The good news is, overcoming the narcissism that was nurtured through your parents is possible. As long as you reprogram the negative words and competitive actions, and motivate yourself to do better, you’ll achieve a newer level of mental health.
Here are 6 effective approaches, along with their boundaries defined:

Don’t Be Interrogated

Narcissistic individuals are often plagued with heightened anxiety to where they start overwhelming others into this state of panic and not thinking straight. The problem with this is, narcissistic parents groom their children to feel this way through intense interrogation at a young age. That’s how narcissists get their power and take control.
First, slow your breathing, and then answer the question you wished that the narcissist had asked – not the one that was asked. Then, distract them with a compliment. 
Boundary = I am to be treated like a peer.
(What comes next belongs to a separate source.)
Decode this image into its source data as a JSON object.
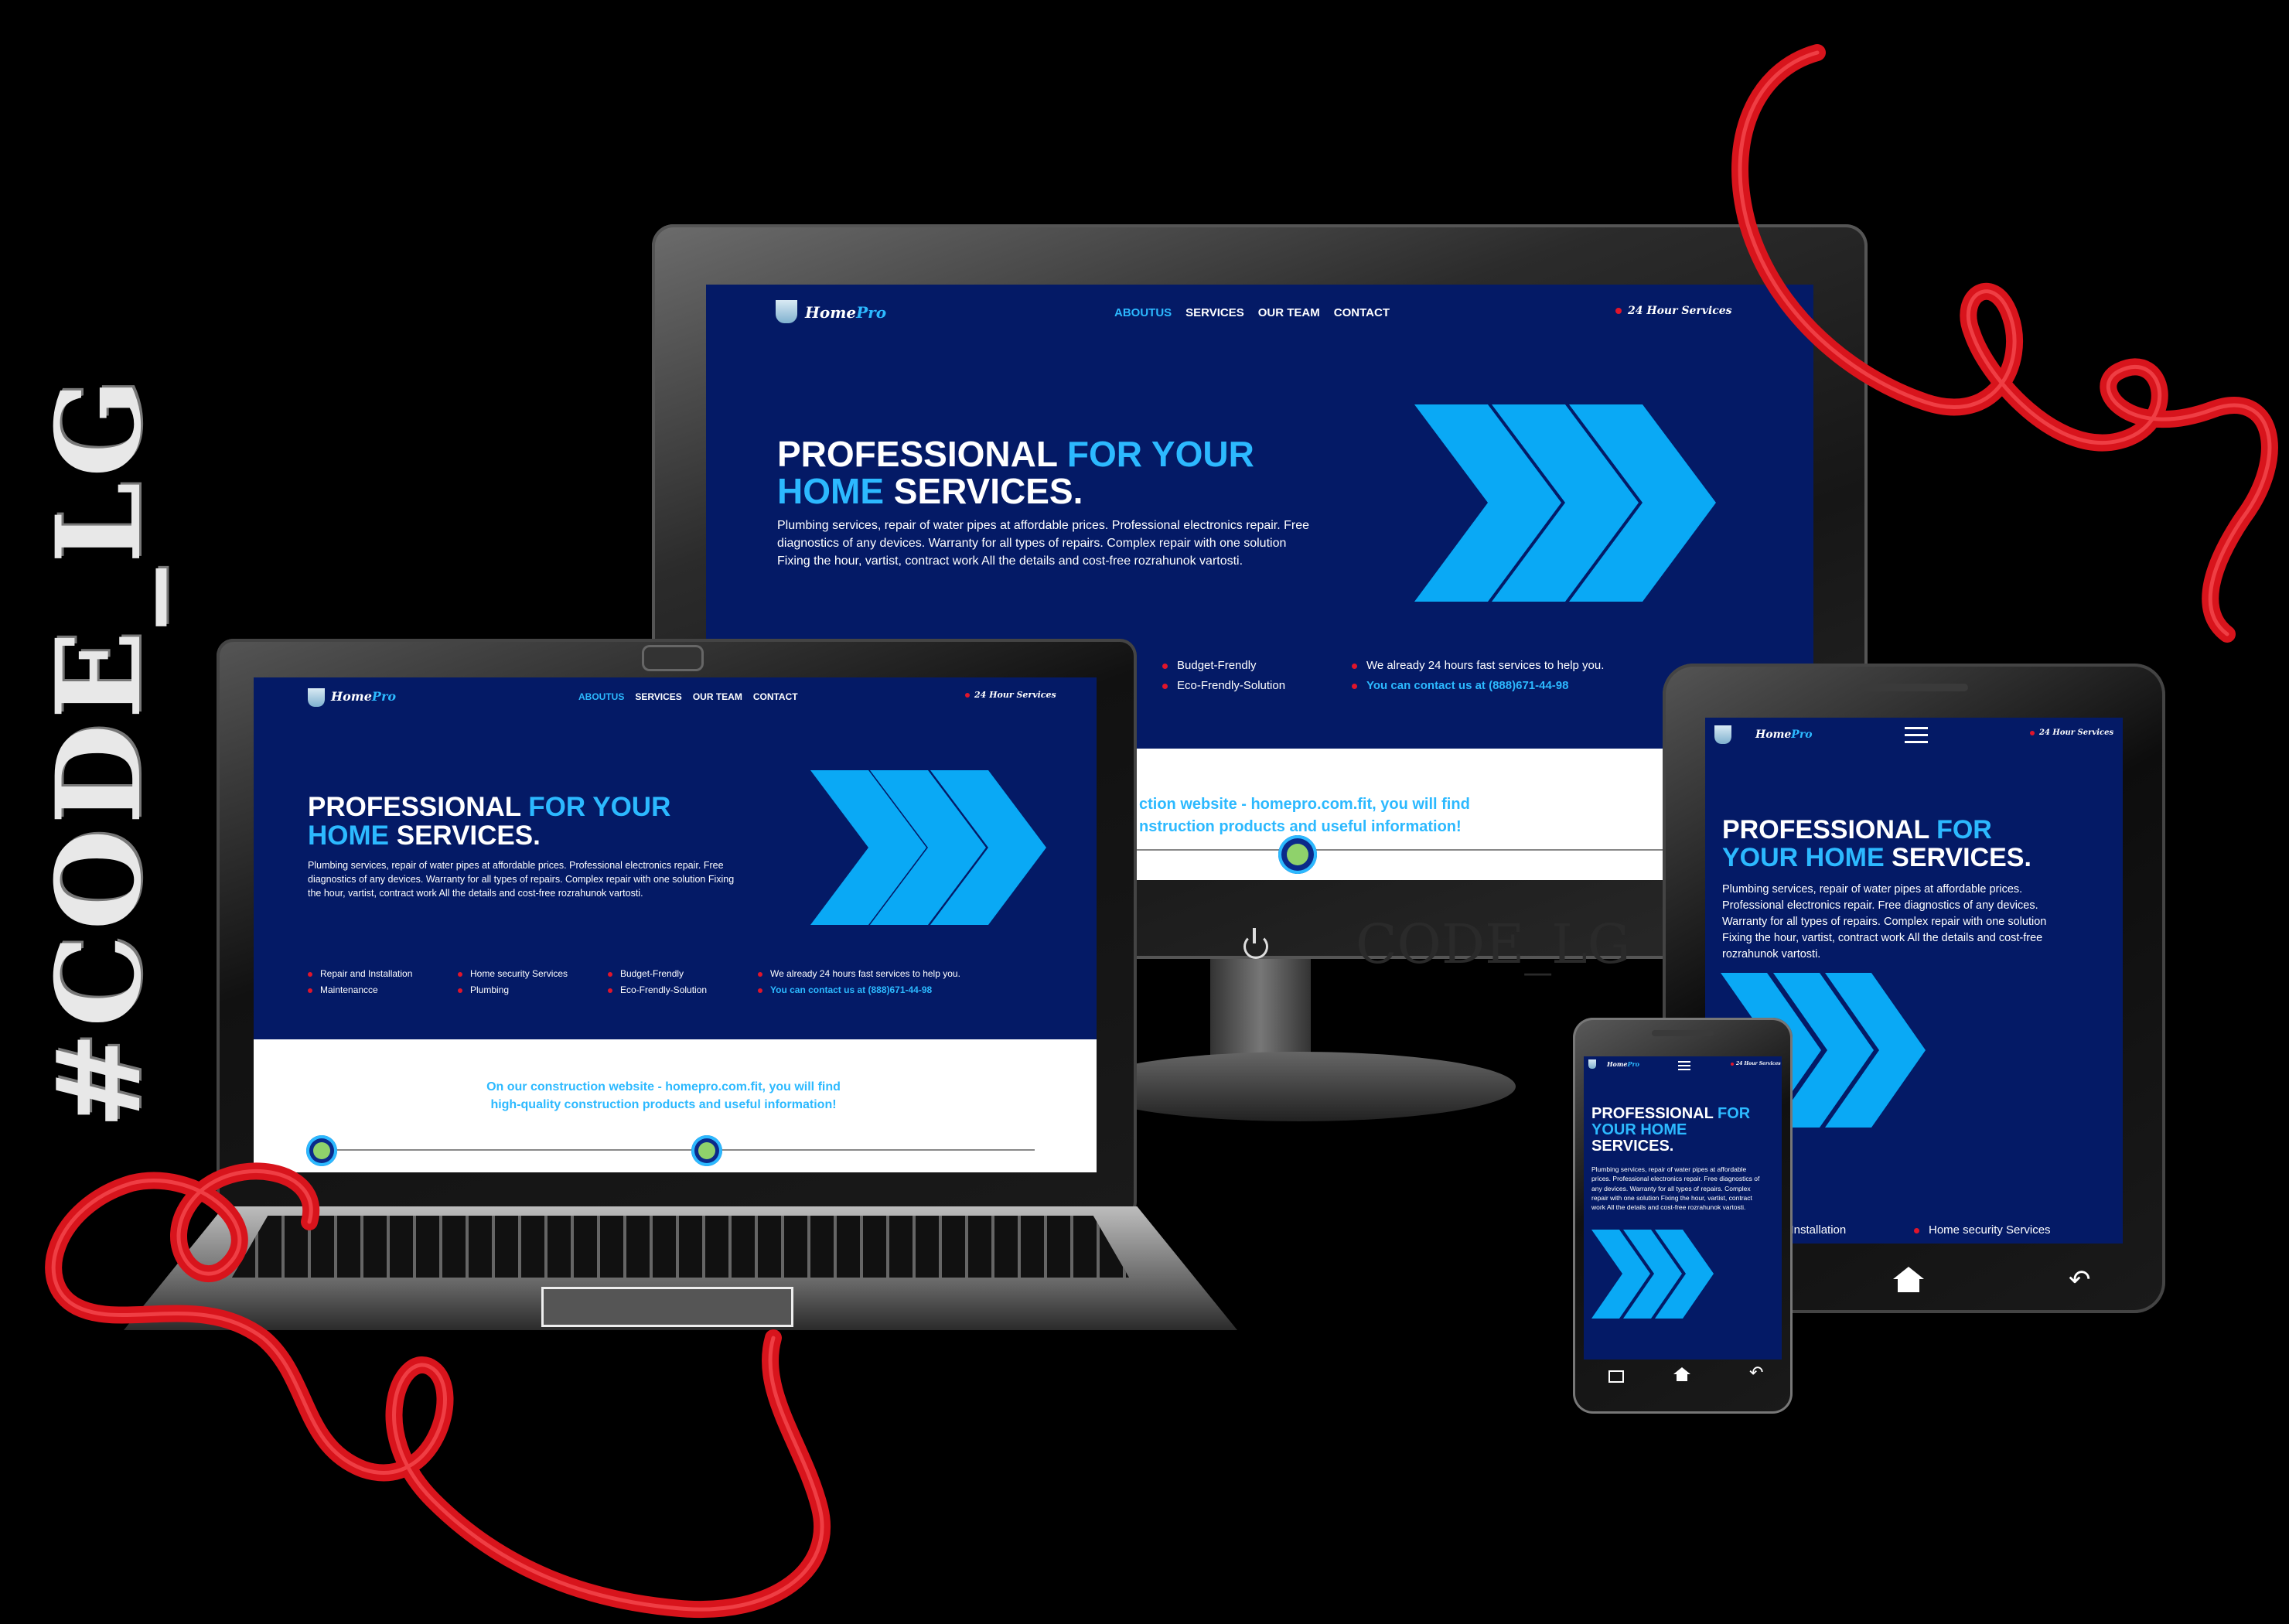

Don’t Give Justifications Or Explanations

Narcissists will use fear and ridicule to make other people second-guess themselves. Therefore, there’s no need to justify, explain, or defend yourself if you feel that it’s not necessary. In other words, share what you must without giving away too much. Remember: the less that you share with them, the less the narcissist can use against you. 
Always conclude with something like “I respect your opinion” and “I am confident with my choice.” If they try to get more out of you, just say “That’s personal.”
Boundary = We agree to disagree.

Leave Unhealthy Situations

When you feel that a situation is getting out of hand, you don’t have to stay in it. “In other words, you know what’s best for you; and, if things get ugly, then you have the right to leave that situation right away. You don’t have to look for an excuse to leave – just leave”, says Kristin Loise, a psychology writer at Liahelp.
If desired, use props. For example, you can use your cellphone to “take a call,” and then leave. Don’t explain yourself – just leave.
Or, you can directly confront narcissism by saying “I’m going to excuse myself. We can come back to this later whenever you’re ready for a constructive conversation.” 
Boundary = I don’t want any part of this conversation (or situation).

Don’t Be A Victim

Many times, narcissist parents will play the victim card, to get you to feel sorry for them. The “woe is me” routine is an easy trap to fall into; so, learn to spot it quickly. Think of it as that of a young child throwing a temper tantrum.
Just ignore the narcissist’s conduct entirely. Just like a young child, when their tantrum goes ignored, then they’ll stop, and move on.
Boundary = I’m not falling for your manipulation.

Don’t Underestimate Narcissism

Narcissists will devalue others, since they have distorted views of themselves, others, and the world. While some people aren’t swayed by narcissistic tactics, there are others that will, unfortunately, succumb to the manipulation. 
So, have compassion for yourself. Think of what to do differently the next time you run into a negative situation, and then move on. And keep setting boundaries. 
Boundary = I know that narcissism is a recurring visitor; so, I’ll be ready for any and every visit.

Call Out Narcissism

Narcissists will seek attention and approval to build themselves up. As such, they’ll bully others into submission to get that attention and approval. 
Take the bully by the horns, and say things in a matter-of-fact way. Don’t think about what they’ll say – call out their behavior, and leave it at that. 
Boundary = Are you trying to make me feel bad?
Once you’ve fully understood the things that trigger narcissism, and learn to prevent such behavior, you’ll be a better person. And although these boundaries will grow distances between you and the affected parties, these serve as a way for you to stay safe and healthy from toxicity.